Dizem por vezes relativamente a Cesário Verde que este foi o primeiro escritor-pintor de Portugal pela forma como inseria ricos mundos pictóricos nos seus poemas. Várias vezes senti as mesmas dores que ele, ignorado pelas intrépidas moças para as quais, à altura, eu não estava à altura.
Mas até Cesário, cálculo, teria dificuldade em encontrar na sua paleta palavras para descrever certas cores e foi disso que me lembrei quando me disseste nessa tua língua complicada de entender que os teus olhos tinham uma cor
-Indefinível
com essa mesma palavra, usada inocentemente e de forma espontânea, tentaste-me pintar uma aguarela que respondesse à minha pergunta
-Afinal de que cor são os teus olhos
dita naquela língua que é tua e da qual só sei uma quantidade limitada de frases.
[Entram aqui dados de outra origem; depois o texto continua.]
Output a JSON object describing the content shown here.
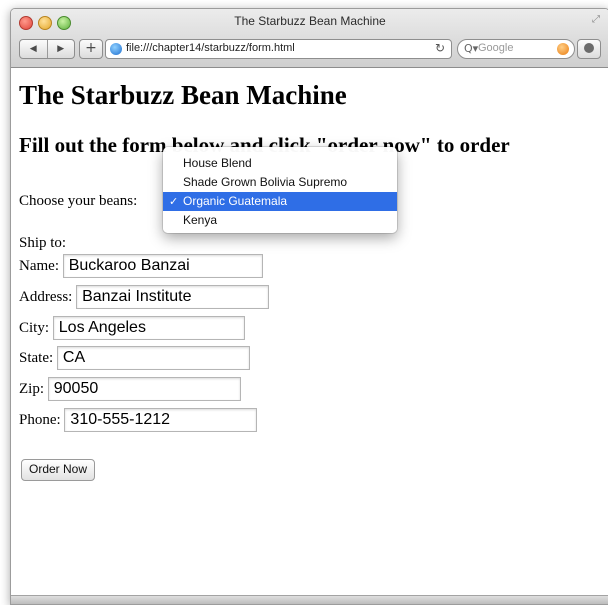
{
  "window": {
    "title": "The Starbuzz Bean Machine",
    "resize_icon": "resize-icon"
  },
  "toolbar": {
    "back_glyph": "◀",
    "forward_glyph": "▶",
    "add_glyph": "+",
    "url": "file:///chapter14/starbuzz/form.html",
    "reload_glyph": "↻",
    "search_placeholder": "Google",
    "search_glyph": "Q▾"
  },
  "page": {
    "heading": "The Starbuzz Bean Machine",
    "subheading": "Fill out the form below and click \"order now\" to order",
    "beans_label": "Choose your beans:",
    "ship_to_label": "Ship to:",
    "fields": [
      {
        "label": "Name:",
        "value": "Buckaroo Banzai"
      },
      {
        "label": "Address:",
        "value": "Banzai Institute"
      },
      {
        "label": "City:",
        "value": "Los Angeles"
      },
      {
        "label": "State:",
        "value": "CA"
      },
      {
        "label": "Zip:",
        "value": "90050"
      },
      {
        "label": "Phone:",
        "value": "310-555-1212"
      }
    ],
    "order_button": "Order Now"
  },
  "beans_select": {
    "check_glyph": "✓",
    "options": [
      "House Blend",
      "Shade Grown Bolivia Supremo",
      "Organic Guatemala",
      "Kenya"
    ],
    "selected": "Organic Guatemala",
    "selected_color": "#2f6ee6"
  }
}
De facto indefiníveis eles eram e assim ficaram sem que eu me preocupasse muito com isso porque o melhor que nos acontece fica nesse intermédio das coisas mágicas que acontecem sem explicação, imagem ou palavra. Entre nós houve e haverá daquela poesia que não se guarda numa folha, o teu cheiro não cabe em nenhum frasco, o sabor do teu beijo não existe em nenhum condimento de nenhum mercado bairrista de nenhuma cidade do Mundo.
Dizem que aguarela é uma das técnicas de pintura mais difíceis de dominar. Tenho então tempo para aprender a pintar com a água tingida até que um dia vou descobrir que cores tenho de misturar para chegar ao tom dos teus olhos e aí parto à aventura de descobrir novos tesouros teus sobre os quais me debruçar.